Grant: House Avoiding Critical Issues

Former Minister of Works Neko Grant yesterday questioned why the government would bring a resolution to Parliament requesting the establishment of a select committee to decide if parliamentarians need an increase in benefits and allowances.

The committee would also probe the feasibility of constructing a new Parliament complex.

Grant said while the present Parliament facilities and compensation to parliamentarians are lacking, there are more pertinent issues the government should focus on first.

“Mr. Speaker, people are hurting and we should be debating something more substantive,” the Central Grand Bahama MP told the House of Assembly.

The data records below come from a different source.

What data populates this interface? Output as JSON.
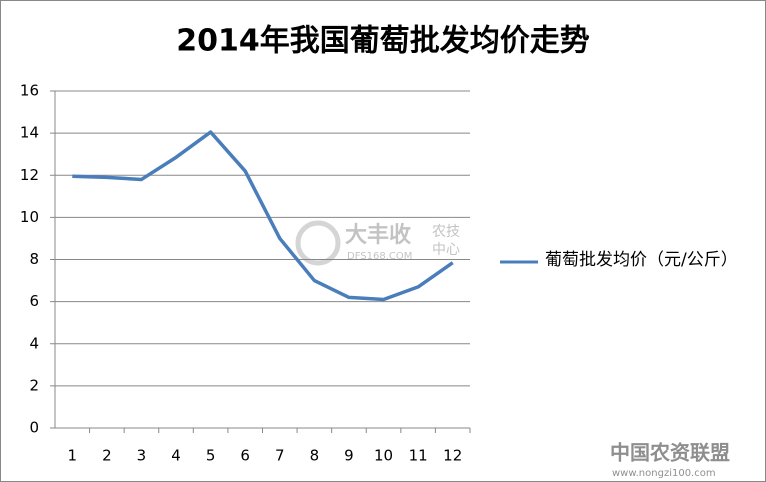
{
  "chart_data": {
    "type": "line",
    "title": "2014年我国葡萄批发均价走势",
    "categories": [
      "1",
      "2",
      "3",
      "4",
      "5",
      "6",
      "7",
      "8",
      "9",
      "10",
      "11",
      "12"
    ],
    "series": [
      {
        "name": "葡萄批发均价（元/公斤）",
        "color": "#4a7ebb",
        "values": [
          11.95,
          11.9,
          11.8,
          12.85,
          14.05,
          12.2,
          9.0,
          7.0,
          6.2,
          6.1,
          6.7,
          7.85
        ]
      }
    ],
    "ylim": [
      0,
      16
    ],
    "yticks": [
      0,
      2,
      4,
      6,
      8,
      10,
      12,
      14,
      16
    ],
    "grid": true,
    "legend": "right",
    "watermarks": [
      "大丰收",
      "农技",
      "中心",
      "DFS168.COM",
      "中国农资联盟",
      "www.nongzi100.com"
    ]
  }
}
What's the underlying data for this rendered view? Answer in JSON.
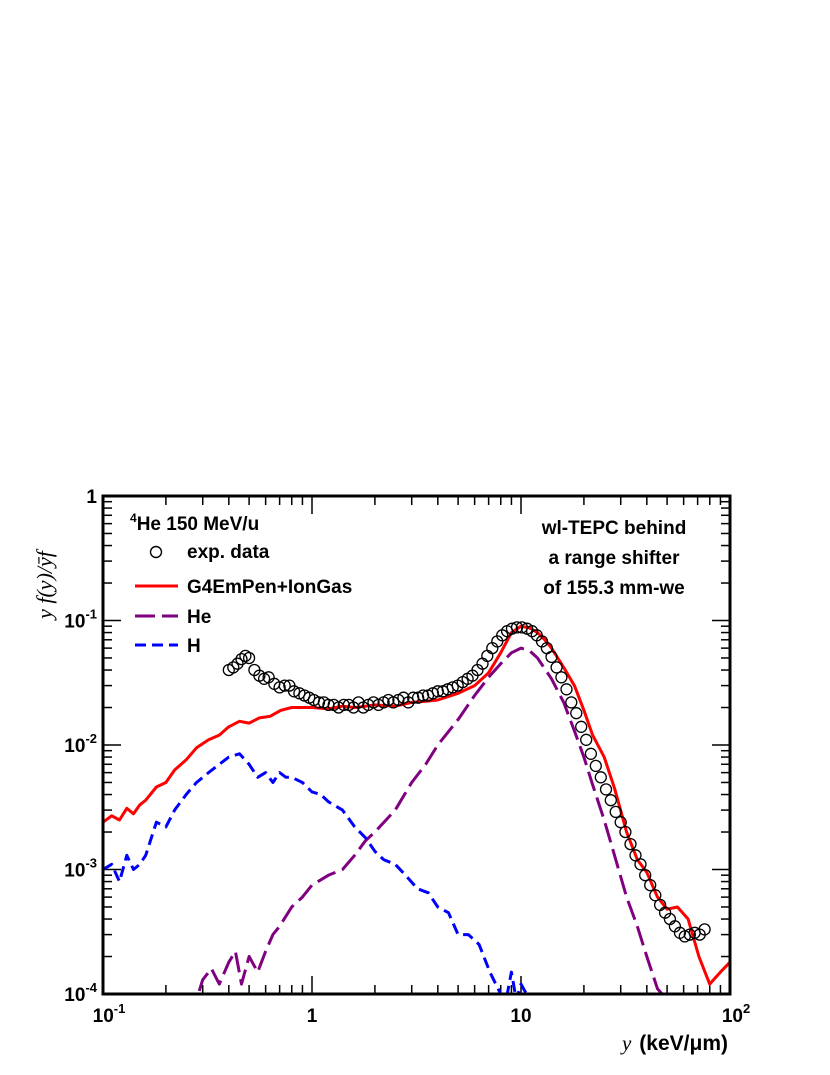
{
  "chart_data": {
    "type": "line",
    "x_scale": "log",
    "y_scale": "log",
    "xlim": [
      0.1,
      100
    ],
    "ylim": [
      0.0001,
      1
    ],
    "x_ticks": [
      {
        "value": 0.1,
        "label": "10",
        "sup": "-1"
      },
      {
        "value": 1,
        "label": "1",
        "sup": ""
      },
      {
        "value": 10,
        "label": "10",
        "sup": ""
      },
      {
        "value": 100,
        "label": "10",
        "sup": "2"
      }
    ],
    "y_ticks": [
      {
        "value": 1,
        "label": "1",
        "sup": ""
      },
      {
        "value": 0.1,
        "label": "10",
        "sup": "-1"
      },
      {
        "value": 0.01,
        "label": "10",
        "sup": "-2"
      },
      {
        "value": 0.001,
        "label": "10",
        "sup": "-3"
      },
      {
        "value": 0.0001,
        "label": "10",
        "sup": "-4"
      }
    ],
    "xlabel": {
      "var": "y",
      "unit": "(keV/μm)"
    },
    "ylabel": "y f(y)/ȳf",
    "legend": {
      "position": "top-left",
      "title_sup": "4",
      "title": "He 150 MeV/u",
      "items": [
        "exp. data",
        "G4EmPen+IonGas",
        "He",
        "H"
      ]
    },
    "annotation": [
      "wl-TEPC behind",
      "a range shifter",
      "of 155.3 mm-we"
    ],
    "series": [
      {
        "name": "exp. data",
        "style": "markers",
        "color": "#000000",
        "x": [
          0.4,
          0.42,
          0.44,
          0.46,
          0.48,
          0.5,
          0.53,
          0.56,
          0.59,
          0.62,
          0.66,
          0.7,
          0.74,
          0.78,
          0.82,
          0.87,
          0.92,
          0.97,
          1.02,
          1.08,
          1.14,
          1.2,
          1.27,
          1.34,
          1.42,
          1.5,
          1.58,
          1.67,
          1.76,
          1.86,
          1.97,
          2.08,
          2.2,
          2.32,
          2.45,
          2.59,
          2.74,
          2.89,
          3.05,
          3.22,
          3.4,
          3.59,
          3.79,
          4.0,
          4.23,
          4.46,
          4.71,
          4.98,
          5.26,
          5.55,
          5.86,
          6.19,
          6.54,
          6.9,
          7.29,
          7.7,
          8.13,
          8.58,
          9.06,
          9.57,
          10.1,
          10.7,
          11.3,
          11.9,
          12.6,
          13.3,
          14.0,
          14.8,
          15.6,
          16.5,
          17.4,
          18.4,
          19.4,
          20.5,
          21.6,
          22.8,
          24.1,
          25.5,
          26.9,
          28.4,
          30.0,
          31.6,
          33.4,
          35.3,
          37.3,
          39.3,
          41.5,
          43.9,
          46.3,
          48.9,
          51.6,
          54.5,
          57.6,
          60.8,
          64.2,
          67.8,
          71.6,
          75.6
        ],
        "y": [
          0.04,
          0.042,
          0.045,
          0.049,
          0.052,
          0.05,
          0.04,
          0.036,
          0.034,
          0.035,
          0.031,
          0.029,
          0.03,
          0.03,
          0.027,
          0.026,
          0.025,
          0.024,
          0.023,
          0.022,
          0.022,
          0.021,
          0.021,
          0.02,
          0.021,
          0.021,
          0.02,
          0.022,
          0.02,
          0.021,
          0.022,
          0.021,
          0.022,
          0.023,
          0.022,
          0.023,
          0.024,
          0.022,
          0.024,
          0.024,
          0.025,
          0.025,
          0.026,
          0.027,
          0.027,
          0.028,
          0.029,
          0.03,
          0.032,
          0.034,
          0.036,
          0.04,
          0.045,
          0.052,
          0.06,
          0.068,
          0.076,
          0.082,
          0.086,
          0.088,
          0.088,
          0.086,
          0.082,
          0.076,
          0.068,
          0.06,
          0.051,
          0.042,
          0.035,
          0.028,
          0.022,
          0.018,
          0.014,
          0.011,
          0.0085,
          0.0068,
          0.0055,
          0.0044,
          0.0036,
          0.0029,
          0.0024,
          0.002,
          0.0016,
          0.0013,
          0.0011,
          0.0009,
          0.00075,
          0.00062,
          0.00052,
          0.00045,
          0.0004,
          0.00035,
          0.00031,
          0.00029,
          0.0003,
          0.00031,
          0.0003,
          0.00033
        ]
      },
      {
        "name": "G4EmPen+IonGas",
        "style": "solid",
        "color": "#ff0000",
        "x": [
          0.1,
          0.11,
          0.12,
          0.13,
          0.14,
          0.15,
          0.16,
          0.18,
          0.2,
          0.22,
          0.25,
          0.28,
          0.32,
          0.36,
          0.4,
          0.45,
          0.5,
          0.56,
          0.63,
          0.71,
          0.8,
          0.9,
          1.0,
          1.2,
          1.4,
          1.6,
          1.8,
          2.0,
          2.5,
          3.0,
          3.5,
          4.0,
          5.0,
          6.0,
          7.0,
          8.0,
          9.0,
          10.0,
          11.0,
          12.0,
          13.0,
          14.0,
          16.0,
          18.0,
          20.0,
          22.0,
          25.0,
          28.0,
          32.0,
          36.0,
          40.0,
          45.0,
          50.0,
          56.0,
          63.0,
          71.0,
          80.0,
          90.0,
          100.0
        ],
        "y": [
          0.0024,
          0.0027,
          0.0025,
          0.0031,
          0.0028,
          0.0033,
          0.0036,
          0.0046,
          0.005,
          0.0063,
          0.0076,
          0.0095,
          0.011,
          0.012,
          0.014,
          0.0155,
          0.015,
          0.0165,
          0.017,
          0.019,
          0.02,
          0.02,
          0.02,
          0.0195,
          0.0205,
          0.02,
          0.0205,
          0.021,
          0.0205,
          0.022,
          0.0225,
          0.023,
          0.026,
          0.03,
          0.038,
          0.055,
          0.08,
          0.09,
          0.087,
          0.08,
          0.07,
          0.06,
          0.042,
          0.03,
          0.019,
          0.012,
          0.008,
          0.0045,
          0.002,
          0.0012,
          0.00095,
          0.0006,
          0.00048,
          0.0005,
          0.0004,
          0.0002,
          0.00012,
          0.00015,
          0.00018
        ]
      },
      {
        "name": "He",
        "style": "long-dash",
        "color": "#800080",
        "x": [
          0.1,
          0.12,
          0.14,
          0.16,
          0.18,
          0.2,
          0.22,
          0.25,
          0.28,
          0.3,
          0.33,
          0.36,
          0.4,
          0.43,
          0.46,
          0.5,
          0.55,
          0.6,
          0.65,
          0.7,
          0.8,
          0.9,
          1.0,
          1.2,
          1.4,
          1.6,
          1.8,
          2.0,
          2.5,
          3.0,
          3.5,
          4.0,
          5.0,
          6.0,
          7.0,
          8.0,
          9.0,
          10.0,
          11.0,
          12.0,
          14.0,
          16.0,
          18.0,
          20.0,
          22.0,
          25.0,
          28.0,
          32.0,
          36.0,
          40.0,
          45.0,
          50.0
        ],
        "y": [
          9e-05,
          9e-05,
          0.0001,
          9e-05,
          9e-05,
          0.0001,
          0.0001,
          9e-05,
          9e-05,
          0.00013,
          0.00016,
          0.00012,
          0.00018,
          0.00022,
          0.00012,
          0.0002,
          0.00015,
          0.00022,
          0.0003,
          0.00035,
          0.0005,
          0.0006,
          0.00075,
          0.0009,
          0.001,
          0.0013,
          0.0017,
          0.002,
          0.003,
          0.005,
          0.007,
          0.01,
          0.016,
          0.025,
          0.035,
          0.045,
          0.055,
          0.06,
          0.057,
          0.05,
          0.034,
          0.022,
          0.013,
          0.008,
          0.0048,
          0.0025,
          0.0013,
          0.0006,
          0.00035,
          0.0002,
          0.00011,
          9e-05
        ]
      },
      {
        "name": "H",
        "style": "short-dash",
        "color": "#0000ff",
        "x": [
          0.1,
          0.11,
          0.12,
          0.13,
          0.14,
          0.15,
          0.16,
          0.18,
          0.2,
          0.22,
          0.25,
          0.28,
          0.32,
          0.36,
          0.4,
          0.45,
          0.5,
          0.55,
          0.6,
          0.65,
          0.7,
          0.75,
          0.8,
          0.9,
          1.0,
          1.1,
          1.2,
          1.4,
          1.6,
          1.8,
          2.0,
          2.2,
          2.5,
          2.8,
          3.2,
          3.6,
          4.0,
          4.5,
          5.0,
          5.6,
          6.3,
          7.1,
          8.0,
          8.5,
          9.0,
          9.5,
          10.0,
          11.0,
          12.0,
          14.0,
          16.0,
          18.0
        ],
        "y": [
          0.001,
          0.0011,
          0.0008,
          0.0013,
          0.001,
          0.0011,
          0.0013,
          0.0024,
          0.0022,
          0.003,
          0.004,
          0.005,
          0.006,
          0.007,
          0.008,
          0.0085,
          0.007,
          0.0055,
          0.006,
          0.005,
          0.006,
          0.0055,
          0.0055,
          0.005,
          0.0042,
          0.004,
          0.0035,
          0.003,
          0.0022,
          0.0018,
          0.0014,
          0.0012,
          0.0011,
          0.0009,
          0.0007,
          0.00065,
          0.0005,
          0.00045,
          0.0003,
          0.0003,
          0.00025,
          0.00015,
          0.0001,
          9e-05,
          0.00015,
          9e-05,
          0.00012,
          9e-05,
          9e-05,
          9e-05,
          0.0001,
          9e-05
        ]
      }
    ]
  }
}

“I believe the present murder count is up to 12 and that’s an average of one every three days and so sir, with the many issues that affect us today, I thought we would have been giving focused attention to the subjects I mentioned — the foreclosures, the unemployment and the continuous rise in crime.”

Grant said Parliament should focus on enriching the lives of the people its members were elected to serve and not looking to increase MPs’ benefits, given the government’s finances.

“At this time can the public purse afford an additional allowance for ourselves?” he asked.

“There are new hires that are continuing at exorbitant salaries, loyalist PLPs are being engaged on contracts, lofty contracts, retirees are being brought back at exorbitant salaries having received a handsome package on departure. I am told they continue to collect pensions.

“I’m being told that retirees are not being paid on time, so why, Mr. Speaker, are we giving focused attention on this resolution when we should be dealing with the challenges that face the people? For us to be debating this resolution is just unbelievable, it’s just unthinkable.”

However, MICAL MP V. Alfred Gray said the Free National Movement (FNM) spent more than $100 million upgrading roads, but is hesitant to support the present resolution.

“They begrudge this government because [Prime Minister Perry] Christie’s legacy may be laced with changing the face of Parliament,” Gray said.

He said the resolution was only meant to facilitate a discussion on increasing parliamentarians’ benefits and possibly building a new complex.

“The time is now to at least start the discussion,” he said. “Why should it be wrong for an MP to get assistance to travel to his constituency?”

South Eleuthera MP Damian Gomez said the country’s Parliament buildings paled in comparison to Gomez lamented the fact that there was no space for MPs to privately meet with constituents and he pointed out that the Parliament is not easily accessible for disabled people.

He said he hopes the committee would visit the Family Islands to see the challenges MPs who are elected to those constituencies face.